4 yıl sonra yeni sezonu ile geri dönen Black Mirror’ın ilk bölümünde tam da bu konu işleniyor. Sıradan hayatına devam eden Joan kendini bir dizide izlemeye başlıyor. Joan is awful (Joan iğrenç biri) isimli bölümde karakterin gün boyu yaşadığı her şey gün yüzüne çıkıyor. Üstelik dijital bir platform bunu yayınlarken Joan hiçbir hak iddia edemiyor. Nedeni kullanım koşullarında.
Bölümü izlerken bazı anlar çok gergin geçiyor. Yaptığınız her şeyin birazdan milyonlarca seyirci ile buluşacak olmasının her insanı çok yoğun bir strese sokacağı aşikar. Belki de hayatımızdaki en önemli unsurların başında gelen mahremiyetin hiçbir şekilde kalmaması dehşet verici.

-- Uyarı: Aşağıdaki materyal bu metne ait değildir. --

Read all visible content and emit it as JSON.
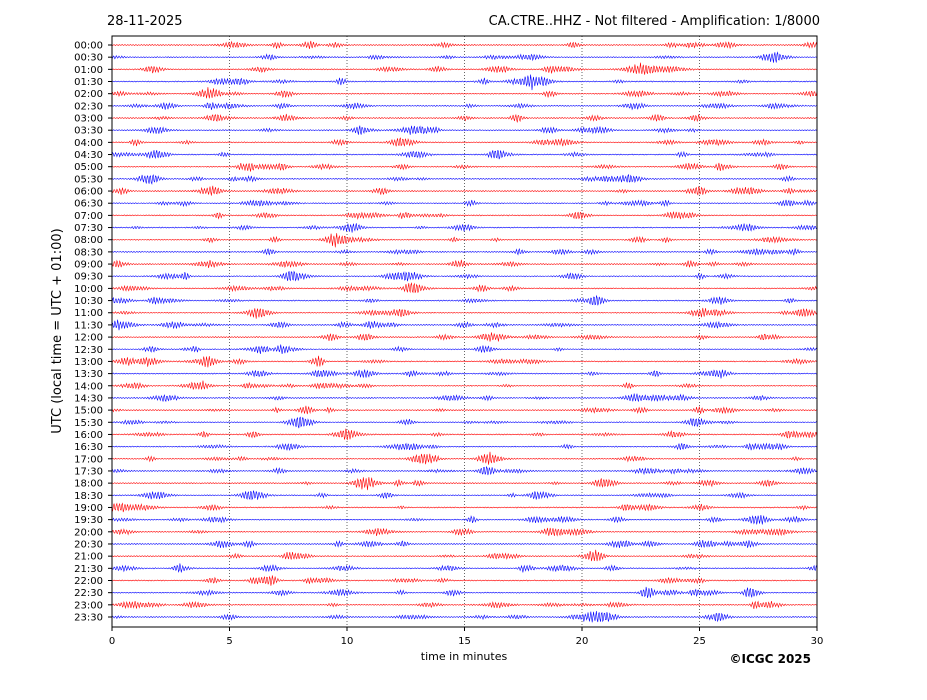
{
  "chart_data": {
    "type": "helicorder",
    "date": "28-11-2025",
    "title": "CA.CTRE..HHZ - Not filtered - Amplification: 1/8000",
    "ylabel": "UTC (local time = UTC + 01:00)",
    "xlabel": "time in minutes",
    "credit": "©ICGC 2025",
    "categories": [
      "00:00",
      "00:30",
      "01:00",
      "01:30",
      "02:00",
      "02:30",
      "03:00",
      "03:30",
      "04:00",
      "04:30",
      "05:00",
      "05:30",
      "06:00",
      "06:30",
      "07:00",
      "07:30",
      "08:00",
      "08:30",
      "09:00",
      "09:30",
      "10:00",
      "10:30",
      "11:00",
      "11:30",
      "12:00",
      "12:30",
      "13:00",
      "13:30",
      "14:00",
      "14:30",
      "15:00",
      "15:30",
      "16:00",
      "16:30",
      "17:00",
      "17:30",
      "18:00",
      "18:30",
      "19:00",
      "19:30",
      "20:00",
      "20:30",
      "21:00",
      "21:30",
      "22:00",
      "22:30",
      "23:00",
      "23:30"
    ],
    "colors": [
      "#ff0000",
      "#0000ff"
    ],
    "xlim": [
      0,
      30
    ],
    "xticks": [
      0,
      5,
      10,
      15,
      20,
      25,
      30
    ],
    "grid": true
  }
}
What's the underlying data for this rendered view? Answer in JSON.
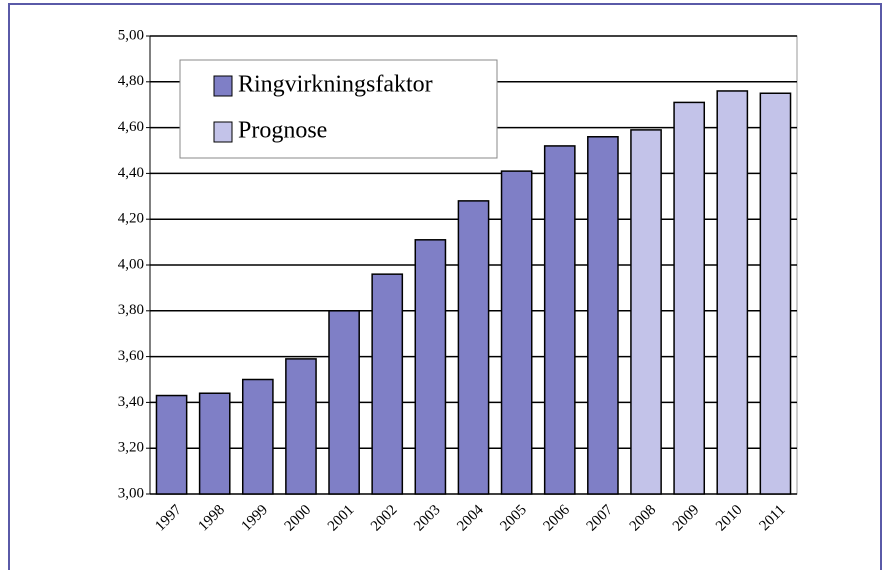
{
  "chart_data": {
    "type": "bar",
    "categories": [
      "1997",
      "1998",
      "1999",
      "2000",
      "2001",
      "2002",
      "2003",
      "2004",
      "2005",
      "2006",
      "2007",
      "2008",
      "2009",
      "2010",
      "2011"
    ],
    "series": [
      {
        "name": "Ringvirkningsfaktor",
        "color": "#7f7fc6",
        "values": [
          3.43,
          3.44,
          3.5,
          3.59,
          3.8,
          3.96,
          4.11,
          4.28,
          4.41,
          4.52,
          4.56,
          null,
          null,
          null,
          null
        ]
      },
      {
        "name": "Prognose",
        "color": "#c3c3e9",
        "values": [
          null,
          null,
          null,
          null,
          null,
          null,
          null,
          null,
          null,
          null,
          null,
          4.59,
          4.71,
          4.76,
          4.75
        ]
      }
    ],
    "ylim": [
      3,
      5
    ],
    "yticks": [
      {
        "value": 3,
        "label": "3,00"
      },
      {
        "value": 3.2,
        "label": "3,20"
      },
      {
        "value": 3.4,
        "label": "3,40"
      },
      {
        "value": 3.6,
        "label": "3,60"
      },
      {
        "value": 3.8,
        "label": "3,80"
      },
      {
        "value": 4,
        "label": "4,00"
      },
      {
        "value": 4.2,
        "label": "4,20"
      },
      {
        "value": 4.4,
        "label": "4,40"
      },
      {
        "value": 4.6,
        "label": "4,60"
      },
      {
        "value": 4.8,
        "label": "4,80"
      },
      {
        "value": 5,
        "label": "5,00"
      }
    ],
    "grid": true,
    "legend": "upper left"
  }
}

Tüm her şeyin kuantum bilgisayarı içerisinde ve aklını kaybetmek üzeresin. Kimsenin böyle bir durumda olmak isteyeceğini düşünmüyorum.
Aslında verilmek istenen mesaj çok net. Teknoloji ile kişisel alanımız hızla ele geçiriliyor. Teknolojik aletlerimiz her zaman yanımızda ve bizleri bir gözcü gibi izliyor. Ne kadar yardımsever gözükseler de kuyumuzu kazıyor olabilirler.
Her aldığımız ürünün içerindeki uzun metinleri okumadan kabul ediyor, sonuçlarını düşünmüyoruz. Joan da böyle bir üşengeçlik içerisinde kalarak tüm haklarını bir dijital platforma teslim etti.
Dizide Netflix kendisi dahil birçok eleştiri de bulunuyor. Gelecekte özellikle mahremiyet konusunda bizleri hiç de iyi şeylerin beklemediği izleyicilerle paylaşılıyor.
Peki bu bölüm bir sorgulama yapmamıza vesile oluyor mu? Benim için hala uzun metinler önemsiz. Okumadan kabul ediyorum. Ne de olsa çok önemli biri değilim. Ama böyle giderse iğrenç biri olabilir miyim?